Nem tempestade de raios e vento forte desanimam trilha em morro de 400 metros
Tudo o que a teoria falou, a prática ensinou. Neste sábado e domingo, o Lado B embarcou no que pode parecer, de longe, furada. A previsão do tempo já tinha alertado que o final de semana chegaria com chuva forte, vento e queda na temperatura. E ainda assim, a gente preparou uma mochila para o curso de trekking na Serra de Maracaju. Caminhada longa que incluía um pernoite no alto do morro. Em resumo, seis quilômetros de ida e mais seis de volta, numa altitude de 400m.
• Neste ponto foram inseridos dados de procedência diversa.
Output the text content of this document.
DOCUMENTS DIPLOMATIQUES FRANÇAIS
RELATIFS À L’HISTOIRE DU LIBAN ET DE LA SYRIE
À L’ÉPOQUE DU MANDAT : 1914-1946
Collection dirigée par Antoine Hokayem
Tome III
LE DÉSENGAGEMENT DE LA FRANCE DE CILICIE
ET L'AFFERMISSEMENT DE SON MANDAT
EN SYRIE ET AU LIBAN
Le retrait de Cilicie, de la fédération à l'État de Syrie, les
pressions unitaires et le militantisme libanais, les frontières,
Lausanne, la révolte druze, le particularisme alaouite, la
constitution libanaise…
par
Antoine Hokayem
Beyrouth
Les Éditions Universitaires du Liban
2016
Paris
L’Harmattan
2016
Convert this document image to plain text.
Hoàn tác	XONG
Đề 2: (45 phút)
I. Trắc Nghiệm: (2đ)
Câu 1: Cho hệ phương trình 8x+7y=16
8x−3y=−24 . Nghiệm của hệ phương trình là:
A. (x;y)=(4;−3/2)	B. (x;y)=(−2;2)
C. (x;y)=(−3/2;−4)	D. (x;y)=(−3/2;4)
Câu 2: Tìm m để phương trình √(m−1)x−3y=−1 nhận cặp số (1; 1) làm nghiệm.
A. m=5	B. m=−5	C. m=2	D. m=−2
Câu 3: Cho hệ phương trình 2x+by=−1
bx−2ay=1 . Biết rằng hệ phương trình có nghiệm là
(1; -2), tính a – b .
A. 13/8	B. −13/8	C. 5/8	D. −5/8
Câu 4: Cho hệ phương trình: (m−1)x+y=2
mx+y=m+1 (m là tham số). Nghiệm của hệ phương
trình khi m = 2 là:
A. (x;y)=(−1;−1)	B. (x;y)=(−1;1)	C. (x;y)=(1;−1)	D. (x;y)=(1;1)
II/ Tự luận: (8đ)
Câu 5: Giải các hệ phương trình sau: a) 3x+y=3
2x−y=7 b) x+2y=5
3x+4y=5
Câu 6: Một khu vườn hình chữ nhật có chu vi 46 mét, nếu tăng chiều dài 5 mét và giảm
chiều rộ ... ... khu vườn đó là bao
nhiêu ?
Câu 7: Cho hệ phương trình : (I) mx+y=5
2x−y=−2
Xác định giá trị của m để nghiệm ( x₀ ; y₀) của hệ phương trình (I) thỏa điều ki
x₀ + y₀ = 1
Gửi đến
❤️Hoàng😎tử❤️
Quem ministrou o curso e depois orientou na hora do medo foi a montanhista Laila Blanch, do Mantra Adventure, a convite da agência de Ecoturismo, Sopa de Pedra. Laila é nascida e mora em São Paulo. Odeia São Paulo e depois de uma viagem de autodescoberta, pelo Caminho de Santiago, em 2009, confirmou a máxima de que felicidade cabe sim dentro de uma mochila. Desde então, seu escritório funciona ao ar livre, onde o expediente é cumprido debaixo de sol, chuva ou vento forte.
O curso começa com a parte teórica, que explica desde a origem da palavra "trekking", derivado do africanês, para denominar um povo que andava com tudo o que tinha nas costas. A medida em que as colônias foram se formando, o termo ganhou outro sentido, como descoberta até chegar ao que é hoje: atividade de lazer, de caminhada longa em meio à natureza com pernoite e um objetivo, onde tudo o que você precisa, está nas suas costas.
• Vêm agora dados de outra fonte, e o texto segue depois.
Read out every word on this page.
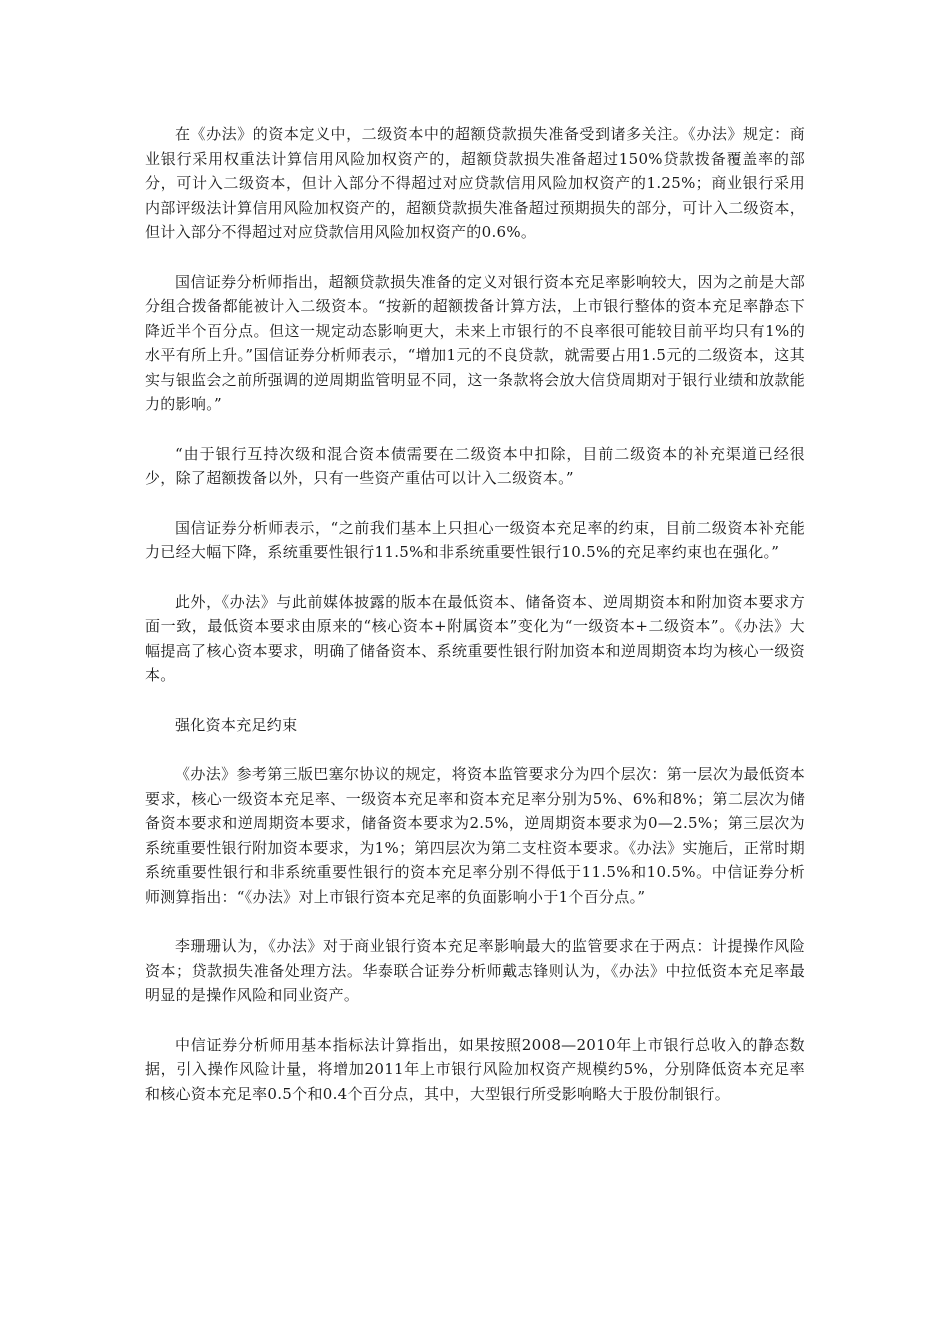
在《办法》的资本定义中，二级资本中的超额贷款损失准备受到诸多关注。《办法》规定：商业银行采用权重法计算信用风险加权资产的，超额贷款损失准备超过150%贷款拨备覆盖率的部分，可计入二级资本，但计入部分不得超过对应贷款信用风险加权资产的1.25%；商业银行采用内部评级法计算信用风险加权资产的，超额贷款损失准备超过预期损失的部分，可计入二级资本，但计入部分不得超过对应贷款信用风险加权资产的0.6%。

国信证券分析师指出，超额贷款损失准备的定义对银行资本充足率影响较大，因为之前是大部分组合拨备都能被计入二级资本。“按新的超额拨备计算方法，上市银行整体的资本充足率静态下降近半个百分点。但这一规定动态影响更大，未来上市银行的不良率很可能较目前平均只有1%的水平有所上升。”国信证券分析师表示，“增加1元的不良贷款，就需要占用1.5元的二级资本，这其实与银监会之前所强调的逆周期监管明显不同，这一条款将会放大信贷周期对于银行业绩和放款能力的影响。”

“由于银行互持次级和混合资本债需要在二级资本中扣除，目前二级资本的补充渠道已经很少，除了超额拨备以外，只有一些资产重估可以计入二级资本。”

国信证券分析师表示，“之前我们基本上只担心一级资本充足率的约束，目前二级资本补充能力已经大幅下降，系统重要性银行11.5%和非系统重要性银行10.5%的充足率约束也在强化。”

此外，《办法》与此前媒体披露的版本在最低资本、储备资本、逆周期资本和附加资本要求方面一致，最低资本要求由原来的“核心资本+附属资本”变化为“一级资本+二级资本”。《办法》大幅提高了核心资本要求，明确了储备资本、系统重要性银行附加资本和逆周期资本均为核心一级资本。

强化资本充足约束

《办法》参考第三版巴塞尔协议的规定，将资本监管要求分为四个层次：第一层次为最低资本要求，核心一级资本充足率、一级资本充足率和资本充足率分别为5%、6%和8%；第二层次为储备资本要求和逆周期资本要求，储备资本要求为2.5%，逆周期资本要求为0—2.5%；第三层次为系统重要性银行附加资本要求，为1%；第四层次为第二支柱资本要求。《办法》实施后，正常时期系统重要性银行和非系统重要性银行的资本充足率分别不得低于11.5%和10.5%。中信证券分析师测算指出：“《办法》对上市银行资本充足率的负面影响小于1个百分点。”

李珊珊认为，《办法》对于商业银行资本充足率影响最大的监管要求在于两点：计提操作风险资本；贷款损失准备处理方法。华泰联合证券分析师戴志锋则认为，《办法》中拉低资本充足率最明显的是操作风险和同业资产。

中信证券分析师用基本指标法计算指出，如果按照2008—2010年上市银行总收入的静态数据，引入操作风险计量，将增加2011年上市银行风险加权资产规模约5%，分别降低资本充足率和核心资本充足率0.5个和0.4个百分点，其中，大型银行所受影响略大于股份制银行。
A primeira parte acontece no ponto de apoio, na Chácara dos Mirantes, do simpático Jamil e da sua esposa, Lúcia. Na teoria, Laila explica para mim e outros 10 participantes, tópicos de boa conduta para com o meio ambiente. O primeiro deles resume tudo: planejar. Saber para onde está indo, quanto tempo vai ficar e deixar alguém avisado, sempre. Depois vem segurança, o uso correto de equipamentos, o respeito para com o local e as pessoas que encontrar pelo caminho.
Mas a parte mais importante mesmo e que fomos aprender na prática (entende-se na marra), foi como montar uma mochila. Além de ficar mais organizada, a arrumação certa faz uma grande diferença no peso.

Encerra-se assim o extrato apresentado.